Fifty mummies uncovered in Egypt's first discovery of 2019

Fifty mummies uncovered in Egypt's first archaeological discovery of 2019
1 min read
03 February, 2019
Egyptian archaeologists have discovered a Pharonic tomb containing the mummies of people thought to have been important figures.
The mummies were discovered at the Tuna El-Gebel archaeological site [AFP]

Archaeologists in Egypt have uncovered a Pharaonic tomb containing 50 mummies dating back to the Ptolemaic era, the ministry of antiquities said on Saturday.

The mummies, 12 of which were of children, were discovered inside four, nine-metre deep burial chambers in the Tuna El-Gebel archaeological site in Minya.

The identities of the mummies are still unknown.

"We have not found names written in hieroglyphics," said Mostafa Waziri, secretary-general of the Supreme Council of Antiquities.

Waziri added that the method of mummification indicated that the individuals were important figures within their society.

Some of the mummies were encased in wooden sarcophagi, while others were wrapped in linen.

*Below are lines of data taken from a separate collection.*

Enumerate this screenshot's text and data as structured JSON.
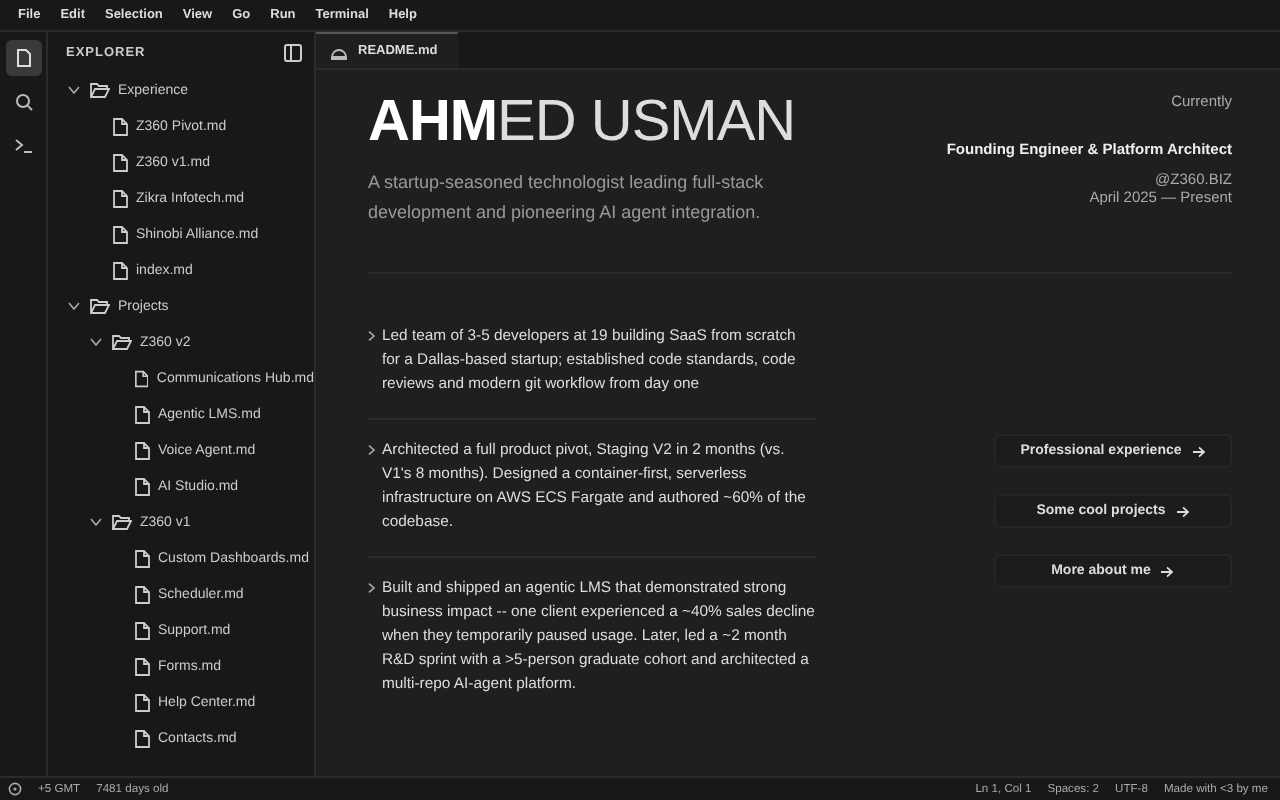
{
  "menu": [
    "File",
    "Edit",
    "Selection",
    "View",
    "Go",
    "Run",
    "Terminal",
    "Help"
  ],
  "activity_bar": [
    {
      "kind": "files",
      "selected": true
    },
    {
      "kind": "search",
      "selected": false
    },
    {
      "kind": "terminal",
      "selected": false
    }
  ],
  "explorer": {
    "title": "EXPLORER",
    "tree": [
      {
        "label": "Experience",
        "kind": "folder",
        "expanded": true,
        "children": [
          {
            "label": "Z360 Pivot.md",
            "kind": "file"
          },
          {
            "label": "Z360 v1.md",
            "kind": "file"
          },
          {
            "label": "Zikra Infotech.md",
            "kind": "file"
          },
          {
            "label": "Shinobi Alliance.md",
            "kind": "file"
          },
          {
            "label": "index.md",
            "kind": "file"
          }
        ]
      },
      {
        "label": "Projects",
        "kind": "folder",
        "expanded": true,
        "children": [
          {
            "label": "Z360 v2",
            "kind": "folder",
            "expanded": true,
            "children": [
              {
                "label": "Communications Hub.md",
                "kind": "file"
              },
              {
                "label": "Agentic LMS.md",
                "kind": "file"
              },
              {
                "label": "Voice Agent.md",
                "kind": "file"
              },
              {
                "label": "AI Studio.md",
                "kind": "file"
              }
            ]
          },
          {
            "label": "Z360 v1",
            "kind": "folder",
            "expanded": true,
            "children": [
              {
                "label": "Custom Dashboards.md",
                "kind": "file"
              },
              {
                "label": "Scheduler.md",
                "kind": "file"
              },
              {
                "label": "Support.md",
                "kind": "file"
              },
              {
                "label": "Forms.md",
                "kind": "file"
              },
              {
                "label": "Help Center.md",
                "kind": "file"
              },
              {
                "label": "Contacts.md",
                "kind": "file"
              }
            ]
          }
        ]
      }
    ]
  },
  "tabs": [
    {
      "label": "README.md",
      "selected": true
    }
  ],
  "readme": {
    "name": "**AHM**ED USMAN",
    "tagline": "A startup-seasoned technologist leading full-stack development and pioneering AI agent integration.",
    "current": {
      "label": "Currently",
      "role": "Founding Engineer & Platform Architect",
      "company": "@Z360.BIZ",
      "period": "April 2025 — Present"
    },
    "highlights": [
      "Led team of 3-5 developers at 19 building SaaS from scratch for a Dallas-based startup; established code standards, code reviews and modern git workflow from day one",
      "Architected a full product pivot, Staging V2 in 2 months (vs. V1's 8 months). Designed a container-first, serverless infrastructure on AWS ECS Fargate and authored ~60% of the codebase.",
      "Built and shipped an agentic LMS that demonstrated strong business impact -- one client experienced a ~40% sales decline when they temporarily paused usage. Later, led a ~2 month R&D sprint with a >5-person graduate cohort and architected a multi-repo AI-agent platform."
    ],
    "links": [
      "Professional experience",
      "Some cool projects",
      "More about me"
    ]
  },
  "status_bar": {
    "left": [
      "+5 GMT",
      "7481 days old"
    ],
    "right": [
      "Ln 1, Col 1",
      "Spaces: 2",
      "UTF-8",
      "Made with <3 by me"
    ]
  }
}
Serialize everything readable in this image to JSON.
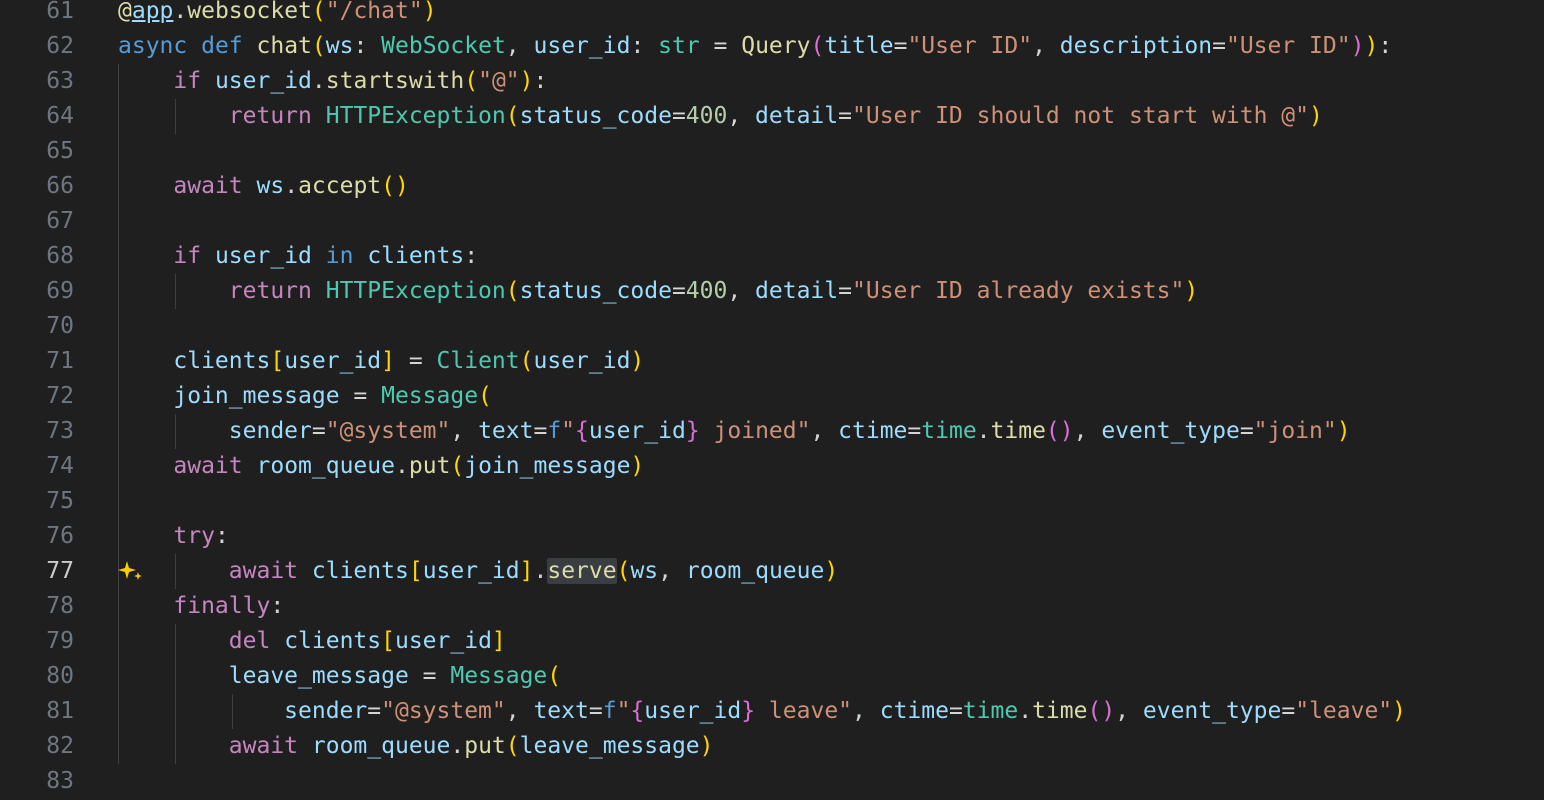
{
  "editor": {
    "line_numbers": [
      "61",
      "62",
      "63",
      "64",
      "65",
      "66",
      "67",
      "68",
      "69",
      "70",
      "71",
      "72",
      "73",
      "74",
      "75",
      "76",
      "77",
      "78",
      "79",
      "80",
      "81",
      "82",
      "83"
    ],
    "active_line": "77",
    "lines": [
      [
        {
          "t": "@",
          "c": "fn"
        },
        {
          "t": "app",
          "c": "vr deco-underline"
        },
        {
          "t": ".",
          "c": "op"
        },
        {
          "t": "websocket",
          "c": "fn"
        },
        {
          "t": "(",
          "c": "b1"
        },
        {
          "t": "\"/chat\"",
          "c": "st"
        },
        {
          "t": ")",
          "c": "b1"
        }
      ],
      [
        {
          "t": "async",
          "c": "kw"
        },
        {
          "t": " ",
          "c": "op"
        },
        {
          "t": "def",
          "c": "kw"
        },
        {
          "t": " ",
          "c": "op"
        },
        {
          "t": "chat",
          "c": "fn"
        },
        {
          "t": "(",
          "c": "b1"
        },
        {
          "t": "ws",
          "c": "vr"
        },
        {
          "t": ": ",
          "c": "op"
        },
        {
          "t": "WebSocket",
          "c": "ty"
        },
        {
          "t": ", ",
          "c": "op"
        },
        {
          "t": "user_id",
          "c": "vr"
        },
        {
          "t": ": ",
          "c": "op"
        },
        {
          "t": "str",
          "c": "ty"
        },
        {
          "t": " = ",
          "c": "op"
        },
        {
          "t": "Query",
          "c": "fn"
        },
        {
          "t": "(",
          "c": "b2"
        },
        {
          "t": "title",
          "c": "vr"
        },
        {
          "t": "=",
          "c": "op"
        },
        {
          "t": "\"User ID\"",
          "c": "st"
        },
        {
          "t": ", ",
          "c": "op"
        },
        {
          "t": "description",
          "c": "vr"
        },
        {
          "t": "=",
          "c": "op"
        },
        {
          "t": "\"User ID\"",
          "c": "st"
        },
        {
          "t": ")",
          "c": "b2"
        },
        {
          "t": ")",
          "c": "b1"
        },
        {
          "t": ":",
          "c": "op"
        }
      ],
      [
        {
          "t": "    ",
          "c": "op"
        },
        {
          "t": "if",
          "c": "ctl"
        },
        {
          "t": " ",
          "c": "op"
        },
        {
          "t": "user_id",
          "c": "vr"
        },
        {
          "t": ".",
          "c": "op"
        },
        {
          "t": "startswith",
          "c": "fn"
        },
        {
          "t": "(",
          "c": "b1"
        },
        {
          "t": "\"@\"",
          "c": "st"
        },
        {
          "t": ")",
          "c": "b1"
        },
        {
          "t": ":",
          "c": "op"
        }
      ],
      [
        {
          "t": "        ",
          "c": "op"
        },
        {
          "t": "return",
          "c": "ctl"
        },
        {
          "t": " ",
          "c": "op"
        },
        {
          "t": "HTTPException",
          "c": "ty"
        },
        {
          "t": "(",
          "c": "b1"
        },
        {
          "t": "status_code",
          "c": "vr"
        },
        {
          "t": "=",
          "c": "op"
        },
        {
          "t": "400",
          "c": "nm"
        },
        {
          "t": ", ",
          "c": "op"
        },
        {
          "t": "detail",
          "c": "vr"
        },
        {
          "t": "=",
          "c": "op"
        },
        {
          "t": "\"User ID should not start with @\"",
          "c": "st"
        },
        {
          "t": ")",
          "c": "b1"
        }
      ],
      [],
      [
        {
          "t": "    ",
          "c": "op"
        },
        {
          "t": "await",
          "c": "ctl"
        },
        {
          "t": " ",
          "c": "op"
        },
        {
          "t": "ws",
          "c": "vr"
        },
        {
          "t": ".",
          "c": "op"
        },
        {
          "t": "accept",
          "c": "fn"
        },
        {
          "t": "()",
          "c": "b1"
        }
      ],
      [],
      [
        {
          "t": "    ",
          "c": "op"
        },
        {
          "t": "if",
          "c": "ctl"
        },
        {
          "t": " ",
          "c": "op"
        },
        {
          "t": "user_id",
          "c": "vr"
        },
        {
          "t": " ",
          "c": "op"
        },
        {
          "t": "in",
          "c": "kw"
        },
        {
          "t": " ",
          "c": "op"
        },
        {
          "t": "clients",
          "c": "vr"
        },
        {
          "t": ":",
          "c": "op"
        }
      ],
      [
        {
          "t": "        ",
          "c": "op"
        },
        {
          "t": "return",
          "c": "ctl"
        },
        {
          "t": " ",
          "c": "op"
        },
        {
          "t": "HTTPException",
          "c": "ty"
        },
        {
          "t": "(",
          "c": "b1"
        },
        {
          "t": "status_code",
          "c": "vr"
        },
        {
          "t": "=",
          "c": "op"
        },
        {
          "t": "400",
          "c": "nm"
        },
        {
          "t": ", ",
          "c": "op"
        },
        {
          "t": "detail",
          "c": "vr"
        },
        {
          "t": "=",
          "c": "op"
        },
        {
          "t": "\"User ID already exists\"",
          "c": "st"
        },
        {
          "t": ")",
          "c": "b1"
        }
      ],
      [],
      [
        {
          "t": "    ",
          "c": "op"
        },
        {
          "t": "clients",
          "c": "vr"
        },
        {
          "t": "[",
          "c": "b1"
        },
        {
          "t": "user_id",
          "c": "vr"
        },
        {
          "t": "]",
          "c": "b1"
        },
        {
          "t": " = ",
          "c": "op"
        },
        {
          "t": "Client",
          "c": "ty"
        },
        {
          "t": "(",
          "c": "b1"
        },
        {
          "t": "user_id",
          "c": "vr"
        },
        {
          "t": ")",
          "c": "b1"
        }
      ],
      [
        {
          "t": "    ",
          "c": "op"
        },
        {
          "t": "join_message",
          "c": "vr"
        },
        {
          "t": " = ",
          "c": "op"
        },
        {
          "t": "Message",
          "c": "ty"
        },
        {
          "t": "(",
          "c": "b1"
        }
      ],
      [
        {
          "t": "        ",
          "c": "op"
        },
        {
          "t": "sender",
          "c": "vr"
        },
        {
          "t": "=",
          "c": "op"
        },
        {
          "t": "\"@system\"",
          "c": "st"
        },
        {
          "t": ", ",
          "c": "op"
        },
        {
          "t": "text",
          "c": "vr"
        },
        {
          "t": "=",
          "c": "op"
        },
        {
          "t": "f",
          "c": "kw"
        },
        {
          "t": "\"",
          "c": "st"
        },
        {
          "t": "{",
          "c": "b2"
        },
        {
          "t": "user_id",
          "c": "vr"
        },
        {
          "t": "}",
          "c": "b2"
        },
        {
          "t": " joined\"",
          "c": "st"
        },
        {
          "t": ", ",
          "c": "op"
        },
        {
          "t": "ctime",
          "c": "vr"
        },
        {
          "t": "=",
          "c": "op"
        },
        {
          "t": "time",
          "c": "ty"
        },
        {
          "t": ".",
          "c": "op"
        },
        {
          "t": "time",
          "c": "fn"
        },
        {
          "t": "()",
          "c": "b2"
        },
        {
          "t": ", ",
          "c": "op"
        },
        {
          "t": "event_type",
          "c": "vr"
        },
        {
          "t": "=",
          "c": "op"
        },
        {
          "t": "\"join\"",
          "c": "st"
        },
        {
          "t": ")",
          "c": "b1"
        }
      ],
      [
        {
          "t": "    ",
          "c": "op"
        },
        {
          "t": "await",
          "c": "ctl"
        },
        {
          "t": " ",
          "c": "op"
        },
        {
          "t": "room_queue",
          "c": "vr"
        },
        {
          "t": ".",
          "c": "op"
        },
        {
          "t": "put",
          "c": "fn"
        },
        {
          "t": "(",
          "c": "b1"
        },
        {
          "t": "join_message",
          "c": "vr"
        },
        {
          "t": ")",
          "c": "b1"
        }
      ],
      [],
      [
        {
          "t": "    ",
          "c": "op"
        },
        {
          "t": "try",
          "c": "ctl"
        },
        {
          "t": ":",
          "c": "op"
        }
      ],
      [
        {
          "t": "        ",
          "c": "op"
        },
        {
          "t": "await",
          "c": "ctl"
        },
        {
          "t": " ",
          "c": "op"
        },
        {
          "t": "clients",
          "c": "vr"
        },
        {
          "t": "[",
          "c": "b1"
        },
        {
          "t": "user_id",
          "c": "vr"
        },
        {
          "t": "]",
          "c": "b1"
        },
        {
          "t": ".",
          "c": "op"
        },
        {
          "t": "serve",
          "c": "fn hl"
        },
        {
          "t": "(",
          "c": "b1"
        },
        {
          "t": "ws",
          "c": "vr"
        },
        {
          "t": ", ",
          "c": "op"
        },
        {
          "t": "room_queue",
          "c": "vr"
        },
        {
          "t": ")",
          "c": "b1"
        }
      ],
      [
        {
          "t": "    ",
          "c": "op"
        },
        {
          "t": "finally",
          "c": "ctl"
        },
        {
          "t": ":",
          "c": "op"
        }
      ],
      [
        {
          "t": "        ",
          "c": "op"
        },
        {
          "t": "del",
          "c": "ctl"
        },
        {
          "t": " ",
          "c": "op"
        },
        {
          "t": "clients",
          "c": "vr"
        },
        {
          "t": "[",
          "c": "b1"
        },
        {
          "t": "user_id",
          "c": "vr"
        },
        {
          "t": "]",
          "c": "b1"
        }
      ],
      [
        {
          "t": "        ",
          "c": "op"
        },
        {
          "t": "leave_message",
          "c": "vr"
        },
        {
          "t": " = ",
          "c": "op"
        },
        {
          "t": "Message",
          "c": "ty"
        },
        {
          "t": "(",
          "c": "b1"
        }
      ],
      [
        {
          "t": "            ",
          "c": "op"
        },
        {
          "t": "sender",
          "c": "vr"
        },
        {
          "t": "=",
          "c": "op"
        },
        {
          "t": "\"@system\"",
          "c": "st"
        },
        {
          "t": ", ",
          "c": "op"
        },
        {
          "t": "text",
          "c": "vr"
        },
        {
          "t": "=",
          "c": "op"
        },
        {
          "t": "f",
          "c": "kw"
        },
        {
          "t": "\"",
          "c": "st"
        },
        {
          "t": "{",
          "c": "b2"
        },
        {
          "t": "user_id",
          "c": "vr"
        },
        {
          "t": "}",
          "c": "b2"
        },
        {
          "t": " leave\"",
          "c": "st"
        },
        {
          "t": ", ",
          "c": "op"
        },
        {
          "t": "ctime",
          "c": "vr"
        },
        {
          "t": "=",
          "c": "op"
        },
        {
          "t": "time",
          "c": "ty"
        },
        {
          "t": ".",
          "c": "op"
        },
        {
          "t": "time",
          "c": "fn"
        },
        {
          "t": "()",
          "c": "b2"
        },
        {
          "t": ", ",
          "c": "op"
        },
        {
          "t": "event_type",
          "c": "vr"
        },
        {
          "t": "=",
          "c": "op"
        },
        {
          "t": "\"leave\"",
          "c": "st"
        },
        {
          "t": ")",
          "c": "b1"
        }
      ],
      [
        {
          "t": "        ",
          "c": "op"
        },
        {
          "t": "await",
          "c": "ctl"
        },
        {
          "t": " ",
          "c": "op"
        },
        {
          "t": "room_queue",
          "c": "vr"
        },
        {
          "t": ".",
          "c": "op"
        },
        {
          "t": "put",
          "c": "fn"
        },
        {
          "t": "(",
          "c": "b1"
        },
        {
          "t": "leave_message",
          "c": "vr"
        },
        {
          "t": ")",
          "c": "b1"
        }
      ],
      []
    ]
  },
  "icons": {
    "inline_chat": "sparkle-icon"
  },
  "theme": {
    "background": "#1f1f1f",
    "line_number": "#6e7681",
    "line_number_active": "#cccccc",
    "sparkle": "#ffcc00"
  }
}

The find mark's Egypt's first archaeological discovery of 2019, following a number of significant finds in the previous year.

Authorities in Egypt hope new archaeological finds will help revive the country's struggling tourism industry, which has suffered due to the turmoil that followed the toppling of former dictator Hosni Mubarak in 2011.

According to official data, Egypt received 8.3 million visitors in 2017, a figure dwarfed by the 2010 pre-revolution figure of 14.7 million.